Quant à Rhadamanthe, il était certainement un homme de bien, car il fut formé par Minos. Il ne fut point formé cependant à tout l’art royal, cmais à une partie auxiliaire, à savoir, la présidence des tribunaux[3]. De là provient sa réputation de bon juge. C’est à lui que Minos confia la garde des lois dans la ville ; pour le reste de la Crète, ce fut à Talos. Talos parcourait trois fois l’an les bourgs, veillant à ce qu’on y observât les lois et il portait ces lois gravées sur des tablettes de bronze, ce qui lui valut le surnom d’homme de bronze[4].

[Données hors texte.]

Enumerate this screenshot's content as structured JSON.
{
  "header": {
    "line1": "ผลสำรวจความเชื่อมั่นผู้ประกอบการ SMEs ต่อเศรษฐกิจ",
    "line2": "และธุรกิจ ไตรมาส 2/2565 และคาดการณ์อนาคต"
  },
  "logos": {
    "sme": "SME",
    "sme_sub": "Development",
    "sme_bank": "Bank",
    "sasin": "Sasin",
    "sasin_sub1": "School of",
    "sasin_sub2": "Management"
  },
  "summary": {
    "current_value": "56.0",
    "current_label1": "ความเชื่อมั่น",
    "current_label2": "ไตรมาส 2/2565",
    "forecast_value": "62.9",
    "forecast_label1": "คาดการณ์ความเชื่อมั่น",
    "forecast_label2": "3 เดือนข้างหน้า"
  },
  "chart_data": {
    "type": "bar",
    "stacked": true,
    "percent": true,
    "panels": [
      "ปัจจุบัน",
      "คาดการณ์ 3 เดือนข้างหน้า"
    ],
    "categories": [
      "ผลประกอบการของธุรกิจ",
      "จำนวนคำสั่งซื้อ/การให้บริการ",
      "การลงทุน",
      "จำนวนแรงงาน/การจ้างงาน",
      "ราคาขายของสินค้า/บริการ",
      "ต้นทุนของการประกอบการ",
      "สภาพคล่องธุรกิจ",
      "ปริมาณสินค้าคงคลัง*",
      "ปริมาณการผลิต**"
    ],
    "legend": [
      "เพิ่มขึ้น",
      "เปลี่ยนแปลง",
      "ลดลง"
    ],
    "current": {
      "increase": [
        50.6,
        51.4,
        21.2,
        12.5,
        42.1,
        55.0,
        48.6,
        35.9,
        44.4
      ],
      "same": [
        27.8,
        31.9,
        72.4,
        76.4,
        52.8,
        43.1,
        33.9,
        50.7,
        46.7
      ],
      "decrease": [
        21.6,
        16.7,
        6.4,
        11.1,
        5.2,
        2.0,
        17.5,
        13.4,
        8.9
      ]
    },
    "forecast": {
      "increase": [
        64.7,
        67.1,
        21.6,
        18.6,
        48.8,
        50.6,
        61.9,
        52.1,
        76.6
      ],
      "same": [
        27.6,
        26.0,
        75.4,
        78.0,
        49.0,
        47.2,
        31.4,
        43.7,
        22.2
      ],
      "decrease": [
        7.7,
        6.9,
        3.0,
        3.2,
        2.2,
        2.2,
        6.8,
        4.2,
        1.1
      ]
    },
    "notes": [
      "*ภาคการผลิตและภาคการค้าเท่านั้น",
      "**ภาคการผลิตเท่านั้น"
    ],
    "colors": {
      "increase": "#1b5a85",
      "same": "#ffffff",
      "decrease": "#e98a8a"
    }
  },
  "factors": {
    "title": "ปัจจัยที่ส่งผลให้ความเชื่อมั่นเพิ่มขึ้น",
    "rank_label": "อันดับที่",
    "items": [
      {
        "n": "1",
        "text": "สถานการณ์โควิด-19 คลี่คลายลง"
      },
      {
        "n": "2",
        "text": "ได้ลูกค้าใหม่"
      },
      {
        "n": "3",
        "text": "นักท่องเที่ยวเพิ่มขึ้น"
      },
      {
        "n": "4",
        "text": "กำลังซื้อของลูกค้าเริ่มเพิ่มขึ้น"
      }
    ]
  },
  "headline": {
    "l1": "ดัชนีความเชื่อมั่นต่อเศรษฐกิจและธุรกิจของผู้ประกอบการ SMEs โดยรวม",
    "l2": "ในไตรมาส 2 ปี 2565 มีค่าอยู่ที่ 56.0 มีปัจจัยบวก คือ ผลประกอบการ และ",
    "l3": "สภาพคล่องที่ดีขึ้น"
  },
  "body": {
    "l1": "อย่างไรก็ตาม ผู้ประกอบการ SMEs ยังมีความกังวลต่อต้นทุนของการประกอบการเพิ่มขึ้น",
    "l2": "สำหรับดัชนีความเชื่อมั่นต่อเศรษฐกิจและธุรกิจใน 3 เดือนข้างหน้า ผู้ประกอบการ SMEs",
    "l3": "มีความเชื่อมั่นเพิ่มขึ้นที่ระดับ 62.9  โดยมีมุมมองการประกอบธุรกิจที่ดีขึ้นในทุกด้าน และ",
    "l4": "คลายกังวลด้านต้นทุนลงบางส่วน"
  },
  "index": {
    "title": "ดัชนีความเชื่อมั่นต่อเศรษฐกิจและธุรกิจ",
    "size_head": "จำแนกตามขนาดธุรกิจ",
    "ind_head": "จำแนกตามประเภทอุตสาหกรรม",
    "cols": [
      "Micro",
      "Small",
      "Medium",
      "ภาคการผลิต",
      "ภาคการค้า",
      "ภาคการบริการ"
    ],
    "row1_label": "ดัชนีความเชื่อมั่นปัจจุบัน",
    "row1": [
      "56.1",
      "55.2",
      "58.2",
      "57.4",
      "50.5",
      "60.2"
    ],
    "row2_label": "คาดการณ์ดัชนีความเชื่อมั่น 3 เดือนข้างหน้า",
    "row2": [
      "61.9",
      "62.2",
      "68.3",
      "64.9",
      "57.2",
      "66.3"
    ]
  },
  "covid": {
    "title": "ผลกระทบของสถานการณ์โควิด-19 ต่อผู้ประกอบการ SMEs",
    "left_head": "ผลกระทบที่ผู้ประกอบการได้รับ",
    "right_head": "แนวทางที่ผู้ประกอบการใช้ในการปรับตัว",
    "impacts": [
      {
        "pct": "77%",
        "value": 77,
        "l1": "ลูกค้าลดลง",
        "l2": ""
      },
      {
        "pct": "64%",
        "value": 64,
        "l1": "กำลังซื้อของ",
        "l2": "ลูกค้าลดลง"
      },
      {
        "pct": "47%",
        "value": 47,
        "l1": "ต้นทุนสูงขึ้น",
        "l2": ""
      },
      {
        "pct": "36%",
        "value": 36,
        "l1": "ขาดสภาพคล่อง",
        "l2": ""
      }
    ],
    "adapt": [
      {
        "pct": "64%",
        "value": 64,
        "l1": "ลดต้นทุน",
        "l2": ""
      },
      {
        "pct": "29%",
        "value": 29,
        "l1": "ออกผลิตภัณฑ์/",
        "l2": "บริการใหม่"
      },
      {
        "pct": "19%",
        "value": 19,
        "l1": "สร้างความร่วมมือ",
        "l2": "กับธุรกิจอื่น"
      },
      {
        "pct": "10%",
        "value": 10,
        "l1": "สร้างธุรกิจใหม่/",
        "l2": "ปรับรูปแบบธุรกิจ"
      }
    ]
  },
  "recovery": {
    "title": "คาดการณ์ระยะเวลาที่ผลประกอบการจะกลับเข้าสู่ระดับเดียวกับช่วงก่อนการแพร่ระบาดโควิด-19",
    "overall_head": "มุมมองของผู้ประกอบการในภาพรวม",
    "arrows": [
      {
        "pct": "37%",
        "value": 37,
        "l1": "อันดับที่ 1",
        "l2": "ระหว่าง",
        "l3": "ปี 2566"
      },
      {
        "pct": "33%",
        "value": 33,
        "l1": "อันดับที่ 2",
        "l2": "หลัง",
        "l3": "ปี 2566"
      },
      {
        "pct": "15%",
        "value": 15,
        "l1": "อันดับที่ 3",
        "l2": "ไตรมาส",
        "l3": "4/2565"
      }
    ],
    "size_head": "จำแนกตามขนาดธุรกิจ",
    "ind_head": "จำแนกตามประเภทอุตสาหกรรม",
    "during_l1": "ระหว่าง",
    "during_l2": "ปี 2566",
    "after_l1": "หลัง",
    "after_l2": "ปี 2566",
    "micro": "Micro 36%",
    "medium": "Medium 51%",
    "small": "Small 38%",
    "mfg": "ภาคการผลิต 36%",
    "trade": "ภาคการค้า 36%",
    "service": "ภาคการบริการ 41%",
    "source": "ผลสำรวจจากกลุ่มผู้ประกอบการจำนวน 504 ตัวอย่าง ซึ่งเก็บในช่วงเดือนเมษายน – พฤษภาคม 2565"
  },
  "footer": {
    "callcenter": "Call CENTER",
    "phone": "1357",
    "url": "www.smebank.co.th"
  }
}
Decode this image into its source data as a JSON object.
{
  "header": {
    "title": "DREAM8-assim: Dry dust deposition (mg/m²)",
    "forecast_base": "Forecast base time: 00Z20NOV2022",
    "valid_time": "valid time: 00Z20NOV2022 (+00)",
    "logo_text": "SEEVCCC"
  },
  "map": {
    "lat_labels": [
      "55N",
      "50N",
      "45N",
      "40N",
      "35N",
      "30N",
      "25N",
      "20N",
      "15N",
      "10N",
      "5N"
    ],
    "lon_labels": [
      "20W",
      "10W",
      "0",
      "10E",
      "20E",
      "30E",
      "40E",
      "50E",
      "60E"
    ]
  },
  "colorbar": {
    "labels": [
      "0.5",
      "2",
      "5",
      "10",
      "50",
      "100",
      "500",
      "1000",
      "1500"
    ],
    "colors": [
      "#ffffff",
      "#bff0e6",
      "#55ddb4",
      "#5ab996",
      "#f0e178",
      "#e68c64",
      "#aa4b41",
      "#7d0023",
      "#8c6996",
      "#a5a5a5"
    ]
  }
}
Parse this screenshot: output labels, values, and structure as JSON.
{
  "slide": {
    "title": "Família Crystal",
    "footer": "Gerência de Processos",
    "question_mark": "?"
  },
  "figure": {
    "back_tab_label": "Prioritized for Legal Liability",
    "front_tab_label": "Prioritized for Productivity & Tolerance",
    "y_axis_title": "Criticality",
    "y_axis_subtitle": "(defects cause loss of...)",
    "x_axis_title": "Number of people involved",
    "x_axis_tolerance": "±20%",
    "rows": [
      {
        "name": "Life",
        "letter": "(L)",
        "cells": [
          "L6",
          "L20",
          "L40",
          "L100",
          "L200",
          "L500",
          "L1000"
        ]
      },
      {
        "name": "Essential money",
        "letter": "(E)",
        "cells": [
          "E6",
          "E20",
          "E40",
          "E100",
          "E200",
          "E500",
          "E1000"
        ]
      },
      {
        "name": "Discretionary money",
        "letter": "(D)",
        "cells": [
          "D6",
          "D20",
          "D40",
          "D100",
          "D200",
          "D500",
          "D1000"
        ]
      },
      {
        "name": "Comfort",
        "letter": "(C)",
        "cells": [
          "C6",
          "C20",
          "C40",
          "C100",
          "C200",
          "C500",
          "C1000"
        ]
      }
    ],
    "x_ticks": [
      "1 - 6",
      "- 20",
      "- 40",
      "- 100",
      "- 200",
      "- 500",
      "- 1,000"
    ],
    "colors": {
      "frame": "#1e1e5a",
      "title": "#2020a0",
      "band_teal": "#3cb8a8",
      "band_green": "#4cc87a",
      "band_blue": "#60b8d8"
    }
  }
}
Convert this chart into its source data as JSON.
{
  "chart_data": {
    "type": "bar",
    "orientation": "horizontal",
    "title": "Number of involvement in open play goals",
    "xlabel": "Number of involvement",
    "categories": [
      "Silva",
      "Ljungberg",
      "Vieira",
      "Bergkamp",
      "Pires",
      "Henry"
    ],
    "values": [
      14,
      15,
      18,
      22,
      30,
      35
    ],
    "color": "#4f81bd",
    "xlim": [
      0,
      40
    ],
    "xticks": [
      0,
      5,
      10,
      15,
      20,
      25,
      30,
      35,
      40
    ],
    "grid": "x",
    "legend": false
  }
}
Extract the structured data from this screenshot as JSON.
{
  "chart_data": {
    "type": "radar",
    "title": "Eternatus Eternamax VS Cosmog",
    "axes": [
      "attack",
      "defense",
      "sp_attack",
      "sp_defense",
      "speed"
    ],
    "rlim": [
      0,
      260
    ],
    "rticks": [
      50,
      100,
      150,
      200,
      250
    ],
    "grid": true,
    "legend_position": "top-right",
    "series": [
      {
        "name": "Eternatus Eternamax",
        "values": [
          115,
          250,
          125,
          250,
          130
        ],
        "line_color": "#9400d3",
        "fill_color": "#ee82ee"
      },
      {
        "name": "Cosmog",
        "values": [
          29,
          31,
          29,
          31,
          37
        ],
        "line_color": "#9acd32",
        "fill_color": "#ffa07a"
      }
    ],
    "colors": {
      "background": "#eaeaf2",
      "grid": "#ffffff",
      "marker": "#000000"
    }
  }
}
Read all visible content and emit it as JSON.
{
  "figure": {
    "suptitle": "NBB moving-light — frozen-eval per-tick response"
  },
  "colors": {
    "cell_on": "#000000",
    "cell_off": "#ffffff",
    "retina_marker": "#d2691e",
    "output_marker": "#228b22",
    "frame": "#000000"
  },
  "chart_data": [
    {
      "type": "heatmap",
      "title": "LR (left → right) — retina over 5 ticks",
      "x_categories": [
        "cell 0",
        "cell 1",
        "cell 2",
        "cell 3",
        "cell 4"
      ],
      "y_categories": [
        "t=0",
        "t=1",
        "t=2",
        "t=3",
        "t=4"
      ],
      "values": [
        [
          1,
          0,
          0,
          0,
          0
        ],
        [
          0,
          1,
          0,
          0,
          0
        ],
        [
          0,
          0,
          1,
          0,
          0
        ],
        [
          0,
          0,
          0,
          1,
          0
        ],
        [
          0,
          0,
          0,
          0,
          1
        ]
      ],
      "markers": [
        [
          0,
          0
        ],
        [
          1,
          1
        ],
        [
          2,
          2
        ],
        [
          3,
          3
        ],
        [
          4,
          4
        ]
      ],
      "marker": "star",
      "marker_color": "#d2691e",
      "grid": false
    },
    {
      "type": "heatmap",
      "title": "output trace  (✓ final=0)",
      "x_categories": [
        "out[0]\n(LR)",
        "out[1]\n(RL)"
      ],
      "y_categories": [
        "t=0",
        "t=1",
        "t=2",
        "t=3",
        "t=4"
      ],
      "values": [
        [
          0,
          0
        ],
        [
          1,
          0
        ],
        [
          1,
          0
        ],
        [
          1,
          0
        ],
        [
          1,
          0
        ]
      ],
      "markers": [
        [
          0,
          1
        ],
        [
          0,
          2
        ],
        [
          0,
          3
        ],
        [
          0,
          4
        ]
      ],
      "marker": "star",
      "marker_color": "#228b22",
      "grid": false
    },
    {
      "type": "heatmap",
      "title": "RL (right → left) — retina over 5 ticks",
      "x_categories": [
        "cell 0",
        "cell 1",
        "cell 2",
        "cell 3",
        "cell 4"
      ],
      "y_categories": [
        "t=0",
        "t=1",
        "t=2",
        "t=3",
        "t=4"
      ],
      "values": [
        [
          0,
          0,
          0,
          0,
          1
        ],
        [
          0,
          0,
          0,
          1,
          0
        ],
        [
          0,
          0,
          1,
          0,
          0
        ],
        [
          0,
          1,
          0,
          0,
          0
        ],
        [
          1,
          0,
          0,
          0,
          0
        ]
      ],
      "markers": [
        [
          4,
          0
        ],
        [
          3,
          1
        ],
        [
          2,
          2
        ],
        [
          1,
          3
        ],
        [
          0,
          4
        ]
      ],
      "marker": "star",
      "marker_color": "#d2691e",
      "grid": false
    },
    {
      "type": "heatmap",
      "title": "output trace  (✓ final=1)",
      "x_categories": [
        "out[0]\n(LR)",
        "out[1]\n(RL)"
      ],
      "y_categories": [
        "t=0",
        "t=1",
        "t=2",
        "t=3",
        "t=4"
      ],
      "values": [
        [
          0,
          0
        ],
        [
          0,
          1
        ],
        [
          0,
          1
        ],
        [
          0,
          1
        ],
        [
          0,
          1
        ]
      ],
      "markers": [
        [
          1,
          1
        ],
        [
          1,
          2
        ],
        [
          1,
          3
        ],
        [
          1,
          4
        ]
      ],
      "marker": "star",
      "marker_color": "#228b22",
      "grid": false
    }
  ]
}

  1. Sur cette abstention des banquets et du vin, à Cnosse et à Lacédémone, cf. Lois, I, 636 et suiv. Platon blâme cette proscription absolue et veut, au contraire, qu’on utilise les banquets comme moyen d’éducation.
  2. « …Ce n’est pas sans raison que les lois de Crète sont renommées chez tous les Grecs ; elles sont bonnes, en effet, puisqu’elles rendent heureux ceux qui les observent » (Lois, I, 631 b).
  3. Cf. Politique, 305 c.
  4. Sur la légende de Talos, cf. Apollodore, Biblioth., I, 26.